Ce mode de narration graphique présente un gros avantage : le lecteur peut s'immerger dans chaque endroit, au coeur de chaque action, dans chaque explosion de superpouvoir. La contrepartie réside dans le temps de lecture, la concentration nécessaire au déchiffrage, par rapport à des dessins classique où l'artiste guide le lecteur dans la lecture. C'est un style qui évoque celui de Geoff Darrow dans Hard Boiled et Big Guy. Ryp dessine des visages moins peaufinés que ne le fait Darrow. Il a une tendance à abuser des individus qui sont en train de serrer les dents, elles mêmes découvertes dans un rictus qui fait s'entrouvrir les lèvres.

Dans ce récit, Warren Ellis part du postulat que très récemment une bande d'étudiants, aidés par une agence gouvernementale, a réussi à augmenter les capacités de 7 individus rassemblés dans une équipe baptisée Seven Guns : Kathryn Artemis, John Horus, Tom Noir, Zoe Jump, Angel One, Dominic Atlas Hyde, Laura Torch. John Horus a fini par estimer que les élus américains, à commencer par le président, avaient trahi le peuple et qu'il est temps de redonner sa chance à ce dernier. Il s'en suit des destructions gigantesques au fur et à mesure que John Horus canalise les actions militaires menées contre lui, qu'il se retrouve face aux anciens membres des Seven Guns et que ces derniers sont soupçonnés de collusion avec lui. À partir de cette illustration de la maxime de Lord Emerich Acton (le pouvoir corrompt et le pouvoir absolu corrompt absolument), Ellis s'intéresse à la fois au niveau de destruction des affrontements, et à l'idéologie sommaire de ces superhéros. de ce fait, l'histoire reste avant tout un récit d'action, avec quelques points de vue politiques primaires justifiant les affrontements. Ellis mêle un peu de rébellion, avec un soupçon de paranoïa (rien d'exagéré) et la question de la représentation du peuple. Mais ces considérations restent au second plan. Au fur et à mesure, Ellis s'attache surtout à montrer que chaque individu agit pour ses motivations propres et que le concept d'intérêt commun n'est finalement qu'un prétexte pour les uns et les autres.
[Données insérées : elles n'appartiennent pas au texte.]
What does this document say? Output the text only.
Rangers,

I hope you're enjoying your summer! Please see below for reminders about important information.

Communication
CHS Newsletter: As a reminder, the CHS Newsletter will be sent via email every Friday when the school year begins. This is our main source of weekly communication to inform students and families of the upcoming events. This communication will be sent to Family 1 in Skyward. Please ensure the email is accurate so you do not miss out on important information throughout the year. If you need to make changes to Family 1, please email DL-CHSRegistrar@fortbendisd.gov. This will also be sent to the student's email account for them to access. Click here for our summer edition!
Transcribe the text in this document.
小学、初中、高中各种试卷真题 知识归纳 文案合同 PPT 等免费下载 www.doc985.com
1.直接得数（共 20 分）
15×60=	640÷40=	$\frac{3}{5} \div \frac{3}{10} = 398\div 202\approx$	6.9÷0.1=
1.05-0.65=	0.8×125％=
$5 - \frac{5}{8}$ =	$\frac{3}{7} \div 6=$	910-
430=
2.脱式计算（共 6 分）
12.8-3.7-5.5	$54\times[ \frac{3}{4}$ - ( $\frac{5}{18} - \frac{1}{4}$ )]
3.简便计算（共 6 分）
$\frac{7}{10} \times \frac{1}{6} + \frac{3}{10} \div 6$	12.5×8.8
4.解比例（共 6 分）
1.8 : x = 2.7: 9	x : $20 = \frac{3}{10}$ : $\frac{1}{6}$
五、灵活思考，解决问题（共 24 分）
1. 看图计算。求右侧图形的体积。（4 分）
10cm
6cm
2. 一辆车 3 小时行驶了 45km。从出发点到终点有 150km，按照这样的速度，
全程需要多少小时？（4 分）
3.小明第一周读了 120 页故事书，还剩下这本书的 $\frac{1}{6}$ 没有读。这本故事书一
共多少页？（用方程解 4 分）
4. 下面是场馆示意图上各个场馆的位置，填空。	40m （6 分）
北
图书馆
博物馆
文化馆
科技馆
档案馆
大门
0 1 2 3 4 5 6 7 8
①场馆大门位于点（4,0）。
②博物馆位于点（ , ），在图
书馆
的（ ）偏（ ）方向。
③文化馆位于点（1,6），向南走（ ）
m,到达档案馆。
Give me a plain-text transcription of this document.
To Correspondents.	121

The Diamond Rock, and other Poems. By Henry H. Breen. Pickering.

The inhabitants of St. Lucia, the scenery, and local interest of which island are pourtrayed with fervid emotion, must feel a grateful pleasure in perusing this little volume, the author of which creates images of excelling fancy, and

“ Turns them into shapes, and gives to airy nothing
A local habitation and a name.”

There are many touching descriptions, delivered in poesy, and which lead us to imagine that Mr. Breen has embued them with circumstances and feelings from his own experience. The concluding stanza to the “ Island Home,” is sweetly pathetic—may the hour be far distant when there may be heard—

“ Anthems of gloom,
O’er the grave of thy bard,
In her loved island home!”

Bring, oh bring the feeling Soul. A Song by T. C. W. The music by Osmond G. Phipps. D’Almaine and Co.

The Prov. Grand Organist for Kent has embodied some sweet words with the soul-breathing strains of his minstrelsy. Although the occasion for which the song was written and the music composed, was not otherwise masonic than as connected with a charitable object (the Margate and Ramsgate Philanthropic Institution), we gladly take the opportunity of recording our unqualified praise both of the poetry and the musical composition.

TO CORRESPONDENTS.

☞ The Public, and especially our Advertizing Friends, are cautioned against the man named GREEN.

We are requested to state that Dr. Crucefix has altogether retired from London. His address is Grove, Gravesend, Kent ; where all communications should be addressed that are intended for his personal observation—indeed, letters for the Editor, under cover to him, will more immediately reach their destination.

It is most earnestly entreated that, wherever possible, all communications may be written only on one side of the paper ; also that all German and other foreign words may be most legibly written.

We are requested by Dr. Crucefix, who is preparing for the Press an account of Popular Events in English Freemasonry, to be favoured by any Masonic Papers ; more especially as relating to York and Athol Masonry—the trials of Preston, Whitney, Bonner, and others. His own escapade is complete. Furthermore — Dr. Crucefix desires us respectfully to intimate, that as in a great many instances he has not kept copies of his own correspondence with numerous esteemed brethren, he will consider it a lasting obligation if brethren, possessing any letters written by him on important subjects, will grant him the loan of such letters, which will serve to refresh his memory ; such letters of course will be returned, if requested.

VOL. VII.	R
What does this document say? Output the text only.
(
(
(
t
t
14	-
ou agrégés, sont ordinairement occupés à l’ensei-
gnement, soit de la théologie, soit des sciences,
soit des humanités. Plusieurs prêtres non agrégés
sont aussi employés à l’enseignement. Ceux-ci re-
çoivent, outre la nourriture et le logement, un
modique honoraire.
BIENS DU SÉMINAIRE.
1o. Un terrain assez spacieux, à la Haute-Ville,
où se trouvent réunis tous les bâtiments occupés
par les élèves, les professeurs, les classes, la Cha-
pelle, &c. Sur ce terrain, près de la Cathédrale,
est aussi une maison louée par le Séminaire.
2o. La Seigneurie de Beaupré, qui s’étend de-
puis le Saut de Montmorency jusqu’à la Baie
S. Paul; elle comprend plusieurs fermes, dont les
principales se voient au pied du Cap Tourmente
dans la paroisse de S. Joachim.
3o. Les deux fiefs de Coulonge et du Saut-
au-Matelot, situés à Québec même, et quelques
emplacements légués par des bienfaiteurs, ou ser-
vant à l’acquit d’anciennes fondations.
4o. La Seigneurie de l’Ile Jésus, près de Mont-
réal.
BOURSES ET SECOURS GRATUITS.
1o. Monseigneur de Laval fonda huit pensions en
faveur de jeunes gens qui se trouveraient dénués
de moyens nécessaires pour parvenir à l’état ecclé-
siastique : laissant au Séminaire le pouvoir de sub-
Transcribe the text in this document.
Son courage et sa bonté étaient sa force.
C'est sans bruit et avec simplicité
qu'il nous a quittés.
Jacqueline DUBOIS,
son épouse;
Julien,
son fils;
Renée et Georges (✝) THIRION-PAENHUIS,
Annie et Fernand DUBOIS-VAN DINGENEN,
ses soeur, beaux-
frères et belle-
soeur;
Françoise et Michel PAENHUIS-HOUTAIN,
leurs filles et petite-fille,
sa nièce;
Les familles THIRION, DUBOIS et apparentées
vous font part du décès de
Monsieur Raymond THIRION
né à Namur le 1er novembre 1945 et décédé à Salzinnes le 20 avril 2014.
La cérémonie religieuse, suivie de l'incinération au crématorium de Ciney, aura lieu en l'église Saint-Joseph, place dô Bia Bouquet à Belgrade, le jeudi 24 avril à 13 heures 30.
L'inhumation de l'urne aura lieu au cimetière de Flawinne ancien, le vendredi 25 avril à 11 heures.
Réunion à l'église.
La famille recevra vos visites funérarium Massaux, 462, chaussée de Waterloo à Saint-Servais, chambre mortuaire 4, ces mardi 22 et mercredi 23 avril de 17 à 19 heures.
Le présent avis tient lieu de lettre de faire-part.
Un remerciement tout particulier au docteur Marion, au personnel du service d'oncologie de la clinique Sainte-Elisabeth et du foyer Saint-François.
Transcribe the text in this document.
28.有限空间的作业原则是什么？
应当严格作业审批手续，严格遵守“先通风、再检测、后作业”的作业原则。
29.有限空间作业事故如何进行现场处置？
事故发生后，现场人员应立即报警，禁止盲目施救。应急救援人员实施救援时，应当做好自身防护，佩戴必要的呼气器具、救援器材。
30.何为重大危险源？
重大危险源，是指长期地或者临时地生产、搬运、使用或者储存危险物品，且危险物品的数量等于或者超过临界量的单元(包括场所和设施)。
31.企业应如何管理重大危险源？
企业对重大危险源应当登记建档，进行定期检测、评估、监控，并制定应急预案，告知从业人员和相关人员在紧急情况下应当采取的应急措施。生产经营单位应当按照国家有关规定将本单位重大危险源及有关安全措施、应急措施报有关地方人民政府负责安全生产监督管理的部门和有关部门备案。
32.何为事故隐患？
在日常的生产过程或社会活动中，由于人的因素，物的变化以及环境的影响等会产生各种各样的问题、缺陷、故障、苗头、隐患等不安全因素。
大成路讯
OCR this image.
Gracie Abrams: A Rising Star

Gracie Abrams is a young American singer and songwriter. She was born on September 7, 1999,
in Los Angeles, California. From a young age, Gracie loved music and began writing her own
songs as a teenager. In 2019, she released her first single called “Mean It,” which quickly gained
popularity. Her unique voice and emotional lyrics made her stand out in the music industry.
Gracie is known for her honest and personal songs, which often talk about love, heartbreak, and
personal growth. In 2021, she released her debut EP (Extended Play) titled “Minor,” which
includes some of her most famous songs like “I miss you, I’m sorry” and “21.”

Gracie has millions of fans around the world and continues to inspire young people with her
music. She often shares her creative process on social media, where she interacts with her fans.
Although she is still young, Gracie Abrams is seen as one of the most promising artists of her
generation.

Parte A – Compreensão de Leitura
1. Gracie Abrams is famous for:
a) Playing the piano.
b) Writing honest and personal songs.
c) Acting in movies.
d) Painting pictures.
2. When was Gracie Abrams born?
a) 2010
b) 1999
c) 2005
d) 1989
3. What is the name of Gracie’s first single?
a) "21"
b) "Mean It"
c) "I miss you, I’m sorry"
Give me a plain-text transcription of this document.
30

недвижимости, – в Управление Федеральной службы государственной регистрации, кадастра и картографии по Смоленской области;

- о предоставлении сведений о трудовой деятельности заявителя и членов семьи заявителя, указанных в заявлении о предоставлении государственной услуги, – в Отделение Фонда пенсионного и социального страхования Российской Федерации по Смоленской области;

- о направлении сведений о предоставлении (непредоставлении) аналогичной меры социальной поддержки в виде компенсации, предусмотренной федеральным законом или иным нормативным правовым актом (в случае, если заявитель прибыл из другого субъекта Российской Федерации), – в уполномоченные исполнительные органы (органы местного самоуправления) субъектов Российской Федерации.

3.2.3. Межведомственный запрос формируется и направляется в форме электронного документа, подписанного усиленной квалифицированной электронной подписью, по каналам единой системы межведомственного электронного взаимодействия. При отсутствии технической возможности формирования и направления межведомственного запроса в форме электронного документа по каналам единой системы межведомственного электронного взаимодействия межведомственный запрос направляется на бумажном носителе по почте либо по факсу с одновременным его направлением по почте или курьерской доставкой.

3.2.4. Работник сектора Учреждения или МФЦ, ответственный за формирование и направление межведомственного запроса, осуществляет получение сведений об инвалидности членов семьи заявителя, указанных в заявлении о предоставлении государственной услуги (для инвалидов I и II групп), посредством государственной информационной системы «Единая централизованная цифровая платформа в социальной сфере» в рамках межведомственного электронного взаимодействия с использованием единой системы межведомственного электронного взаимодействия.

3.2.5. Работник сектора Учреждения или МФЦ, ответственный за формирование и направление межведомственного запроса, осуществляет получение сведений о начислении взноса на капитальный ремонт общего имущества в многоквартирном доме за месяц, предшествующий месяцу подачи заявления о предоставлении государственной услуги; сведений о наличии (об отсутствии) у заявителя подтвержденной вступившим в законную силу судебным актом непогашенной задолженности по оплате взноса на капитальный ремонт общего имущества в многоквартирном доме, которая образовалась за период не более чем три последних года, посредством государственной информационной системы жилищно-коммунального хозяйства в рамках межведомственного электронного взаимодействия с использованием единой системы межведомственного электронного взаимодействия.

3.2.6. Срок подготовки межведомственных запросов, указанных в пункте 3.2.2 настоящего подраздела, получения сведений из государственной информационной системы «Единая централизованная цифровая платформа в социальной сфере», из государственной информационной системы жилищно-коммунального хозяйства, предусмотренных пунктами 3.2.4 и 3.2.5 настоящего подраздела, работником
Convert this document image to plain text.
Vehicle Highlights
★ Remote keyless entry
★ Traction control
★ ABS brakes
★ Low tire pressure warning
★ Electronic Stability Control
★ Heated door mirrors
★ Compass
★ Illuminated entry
Sous réserve d'apprécier le style graphique très dense, cette histoire propose un gros défouloir avec un niveau de violence élevé et quelques amorces de réflexion. Avec ces dernières, Warren Ellis met l'eau à la bouche de ses lecteurs, en faisant miroiter ce qu'aurait pu être une vraie réflexion sur le sujet. Mais ici, son intention d'auteur est de montrer que ces superpouvoirs ne peuvent pas coexister avec une humanité traditionnelle et que leur utilisation sans éducation politique de leurs détenteurs ne peut conduire qu'au désastre. En tant que défouloir cathartique, cette histoire mérite 5 étoiles ; en tant que récit de réflexion elle n'en mérite que 4.